Sabtu 07 Aug 2021 05:00 WIB

Benarkah Bulu Hidung Lindungi Manusia dari Infeksi Virus?

Bulu hidung bertugas menyaring udara yang dihirup manusia.

Rep: Idealisa Masyrafina/ Red: Reiny Dwinanda
Tes PCR Covid-19. Bulu hidung selama ini dikenal sebagai penyaring udara yang dihirup. Meski begitu, pakar menyebut, virus terlalu kecil ukurannya untuk tersaring oleh bulu hidung.
Foto: ANTARA FOTO/Yulius Satria Wijaya
Tes PCR Covid-19. Bulu hidung selama ini dikenal sebagai penyaring udara yang dihirup. Meski begitu, pakar menyebut, virus terlalu kecil ukurannya untuk tersaring oleh bulu hidung.
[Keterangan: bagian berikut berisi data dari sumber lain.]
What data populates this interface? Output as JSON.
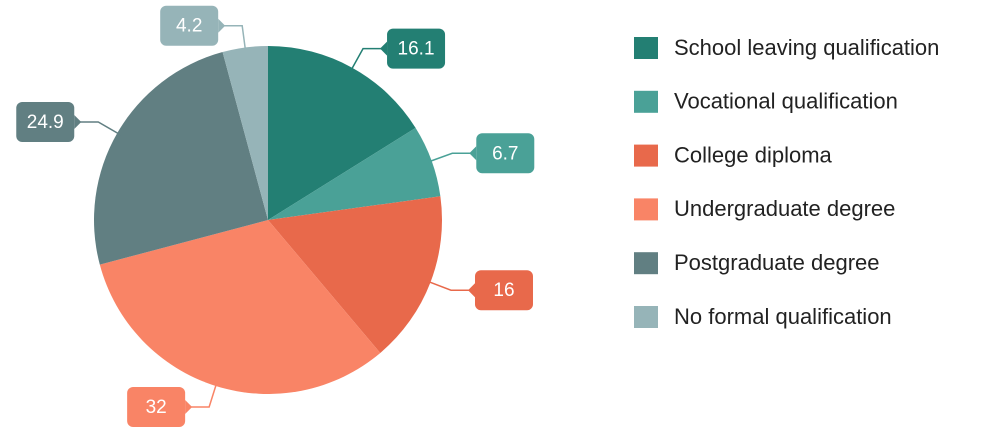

REPUBLIKA.CO.ID, JAKARTA -- Gagasan bahwa bulu hidung manusia (vibrissae) mungkin menawarkan perlindungan terhadap kuman menular sudah muncul lebih dari satu abad. Pemikiran itu muncul karena bulu hidung berfungsi menyaring udara yang manusia hirup.

Dari situ, orang kemudian berpikir bahwa bulu hidung dapat melindungi dari infeksi oleh virus, bakteri, dan patogen lainnya di udara. Benarkah bulu hidung ibarat perisai?

Baca Juga

Pada tahun 1896, sepasang dokter Inggris, menulis dalam jurnal medis bergengsi The Lancet bahwa bagian dalam dari sebagian besar rongga hidung normal adalah aseptik sempurna (steril). Di sisi lain, vestibulum nares (lubang hidung), dilapisi oleh vibrissae.

Semua kotoran yang terbentuk di sana umumnya dipenuhi bakteri.   Kedua fakta ini tampaknya menunjukkan bahwa bulu hidung bertindak sebagai filter dan bahwa sejumlah besar mikroba menemui ajalnya di "rimba" bulu hidung yang lembap yang tumbuh di bagian depan dari lubang hidung.

Kesimpulan dokter Inggris mungkin terdengar logis, tetapi pada saat itu tidak ada yang benar-benar mempelajari apakah memotong bulu hidung dapat memudahkan kuman untuk menembus lebih dalam ke saluran pernapasan. Baru pada tahun 2011 kelebatan rambut hidung dipelajari secara ketat sebagai kemungkinan korelasi penyakit.

Dalam sebuah penelitian terhadap 233 pasien yang diterbitkan dalam Arsip Internasional Alergi dan Imunologi, tim peneliti dari Turki menemukan bahwa orang dengan bulu hidung yang lebih lebat cenderung tidak menderita asma. Para peneliti menghubungkan temuan ini dengan fungsi penyaringan rambut hidung.

Pengamatan mereka menarik, tetapi itu adalah penelitian observasional yang tidak dapat membuktikan sebab dan akibat, dan asma bukanlah infeksi. Para peneliti juga tidak melakukan studi lanjutan untuk menilai bagaimana memangkas bulu hidung dapat mempengaruhi risiko asma atau infeksi.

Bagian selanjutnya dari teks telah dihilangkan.